Ihya’ al-Fikr al-Islamiyyah

Upaya Memberangus Kejumudan Pemikiran
Oleh:Muhammad Idris

Tamhid

Gagasan yang mengatakan bahwasanya pemikiran adalah terbatas, dan karena alasan ini tidak bisa menangkap sesuatu yang tak terbatas, didasarkan pada suatu pandangan yang keliru tentang gerak pemikiran dalam pengetahuan.[M.Iqbal “The reconstruction of religion thought”]

Kejumudan pemikiran Islam mulai tercium semenjak pasca abad pertengahan Hijriah, dunia islam mengalami ‘problem stagnasi pemikiran’. Jatuhnya imperium Bagdhdad (Bani Abbasiyyah) pada tahum 656 H /1258 M semakin menambah lembaran hitam dalam sejarah umat islam, apalagi dengan lenyapnya andalusia sejak 970 H / 1492 M. Meski kemudian muncul nenerapa Dinasti Mamalik di Mesir, turki Usmani di kawasan Asia Tengah dan sebagian Eropa, Dinasti Shafawi di Persia (Iran) dan Mughal di India. Namun perjalanan untuk menggapai reputasi pemikiran emas para pendahulu (salafuna al-Shalih) belum menampakkan hasil yang memuaskan.[Prof.Dr.Said Aqil Siradj”Ahulussunah Wal-Jama’ah sebuah kritik historis]

Sementara menurut Arkoun, masa kejumudan berfikir dalam dunia islam dimulai sejak mangkatnya sang ‘maestro’ Ibnu khaldun pada abad ke 13 M hingga akhir abad ke 19 M. Sungguh !! sebuah masa kevakuman kejumudan yang sangat lama.

Selama lima ratus tahun yang lalu pemikiran agama dalam islam praktis tidak mengalami perkembangan. Ada suatu masa ketika pemikiran Eropa menerima inspirasi dari dunia Islam.Akan tetapi , fenomena yang paling jelas dari sejarah modern adalah bahwa secara spiritual dunia islam sedang bergerak ke arah Barat dengan kecepatan yang tinggi.


Tipologi mainstream pemikiran dalam menyikapi turats, menurut Prof.Dr. Said Aqil Siradj terpetakan menjadi dua kelompok, yang pertama adalah kelompok yang menggembar-gemborkan proyek ‘Tajdid al-Turats’, representasi dari kelompok ini adalah para akademisi dan para pemikir kontemporer, sedangkan kelompok kedua adalah kelompok yang menghendaki untuk ‘membebek’ atau ‘bertaklid’ kepada produk pemikiran klasik secara verbalistis, representasi dari kelompok ini adalah para ‘pemberhala turats’ yang memiliki asumsi bahwa turats sanggup untuk melayani problematika kontemporer, kelompok ini sangat anti untuk melakukan pembaharuan.

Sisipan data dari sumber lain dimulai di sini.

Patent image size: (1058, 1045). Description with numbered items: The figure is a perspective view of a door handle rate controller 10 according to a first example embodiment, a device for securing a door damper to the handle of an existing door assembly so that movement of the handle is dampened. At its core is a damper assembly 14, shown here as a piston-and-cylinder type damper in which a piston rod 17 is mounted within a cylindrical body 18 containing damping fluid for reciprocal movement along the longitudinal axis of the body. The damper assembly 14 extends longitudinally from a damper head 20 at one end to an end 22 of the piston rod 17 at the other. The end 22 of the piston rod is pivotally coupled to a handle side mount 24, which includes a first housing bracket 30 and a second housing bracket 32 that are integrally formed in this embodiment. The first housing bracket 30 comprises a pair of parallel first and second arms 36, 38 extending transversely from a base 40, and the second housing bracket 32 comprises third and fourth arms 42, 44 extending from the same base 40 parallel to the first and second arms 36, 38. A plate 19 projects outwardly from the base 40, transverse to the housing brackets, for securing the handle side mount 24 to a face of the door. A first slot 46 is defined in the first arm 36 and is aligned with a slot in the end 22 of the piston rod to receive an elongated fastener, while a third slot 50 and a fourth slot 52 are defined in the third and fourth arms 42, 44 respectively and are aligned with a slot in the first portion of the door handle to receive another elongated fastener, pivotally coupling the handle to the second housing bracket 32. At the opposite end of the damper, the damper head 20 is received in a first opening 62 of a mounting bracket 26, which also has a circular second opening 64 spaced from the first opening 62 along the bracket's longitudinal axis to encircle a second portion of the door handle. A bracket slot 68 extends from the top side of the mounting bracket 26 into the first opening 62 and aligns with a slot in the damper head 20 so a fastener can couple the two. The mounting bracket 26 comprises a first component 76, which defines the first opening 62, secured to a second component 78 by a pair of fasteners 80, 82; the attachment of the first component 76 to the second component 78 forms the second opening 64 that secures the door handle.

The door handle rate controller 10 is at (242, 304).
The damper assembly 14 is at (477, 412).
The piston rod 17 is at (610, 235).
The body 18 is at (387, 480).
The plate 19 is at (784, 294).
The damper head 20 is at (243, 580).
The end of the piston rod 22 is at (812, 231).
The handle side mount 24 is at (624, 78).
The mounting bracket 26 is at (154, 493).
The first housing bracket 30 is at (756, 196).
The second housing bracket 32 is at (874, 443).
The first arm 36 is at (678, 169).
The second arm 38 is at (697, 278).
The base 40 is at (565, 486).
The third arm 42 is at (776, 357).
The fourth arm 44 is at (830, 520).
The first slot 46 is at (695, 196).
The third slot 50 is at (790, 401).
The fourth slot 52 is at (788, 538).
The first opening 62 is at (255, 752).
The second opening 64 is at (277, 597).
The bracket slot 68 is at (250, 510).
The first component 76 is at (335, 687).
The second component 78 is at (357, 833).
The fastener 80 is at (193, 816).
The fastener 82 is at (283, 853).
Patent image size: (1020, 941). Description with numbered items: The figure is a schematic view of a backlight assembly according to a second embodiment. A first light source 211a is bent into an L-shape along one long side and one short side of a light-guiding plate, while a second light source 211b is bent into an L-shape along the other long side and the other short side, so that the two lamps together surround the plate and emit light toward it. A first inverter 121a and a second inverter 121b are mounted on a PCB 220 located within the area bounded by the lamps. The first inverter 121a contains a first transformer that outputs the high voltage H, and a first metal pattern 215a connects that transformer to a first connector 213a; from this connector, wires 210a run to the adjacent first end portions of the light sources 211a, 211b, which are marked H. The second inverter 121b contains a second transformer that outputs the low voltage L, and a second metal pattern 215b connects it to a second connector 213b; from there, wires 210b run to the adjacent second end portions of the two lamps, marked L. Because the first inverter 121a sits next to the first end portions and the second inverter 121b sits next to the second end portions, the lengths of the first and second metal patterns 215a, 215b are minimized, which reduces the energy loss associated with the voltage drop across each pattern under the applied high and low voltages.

Sementara bagi Dr. Athef al-Iraqi (seorang filsuf Mesir) tipologi pemikiran dalam wacana otentisitas (al-Ashalah) dan modernitas ( al-Mu’asharah) terpetakan menjadi tiga kelompok, pertama adalah aliran yang ingin mempertahankan otentisitas saja, pada gilirannya aliran ini akan ‘mensakralkan turats’, menurut mereka turats sangat identik dengan identitas dan dignity. Kedua, aliran yang mengambil modernitas saja, mereka beranggapan bahwa pembaharuan harus meniru Eropa, seperti yang telah dilakukan Jepang, mereka memandang sinis terhadap turats dan menganggapnya tidak berguna sama sekali, karena menurutnya turats terlahir dari situasi dan kondisi tertentu. Ketiga, aliran yang mencoba memadukan al-Ashalah dan al-Muasharah,al-Ashalah mewakili wacana Islam klasik, sedangkan al-Mu’asharah mewakili wacana Barat/Eropa. [Dr.Athef al-Iraqi, Orientalisme vis avis Oksidentalisme]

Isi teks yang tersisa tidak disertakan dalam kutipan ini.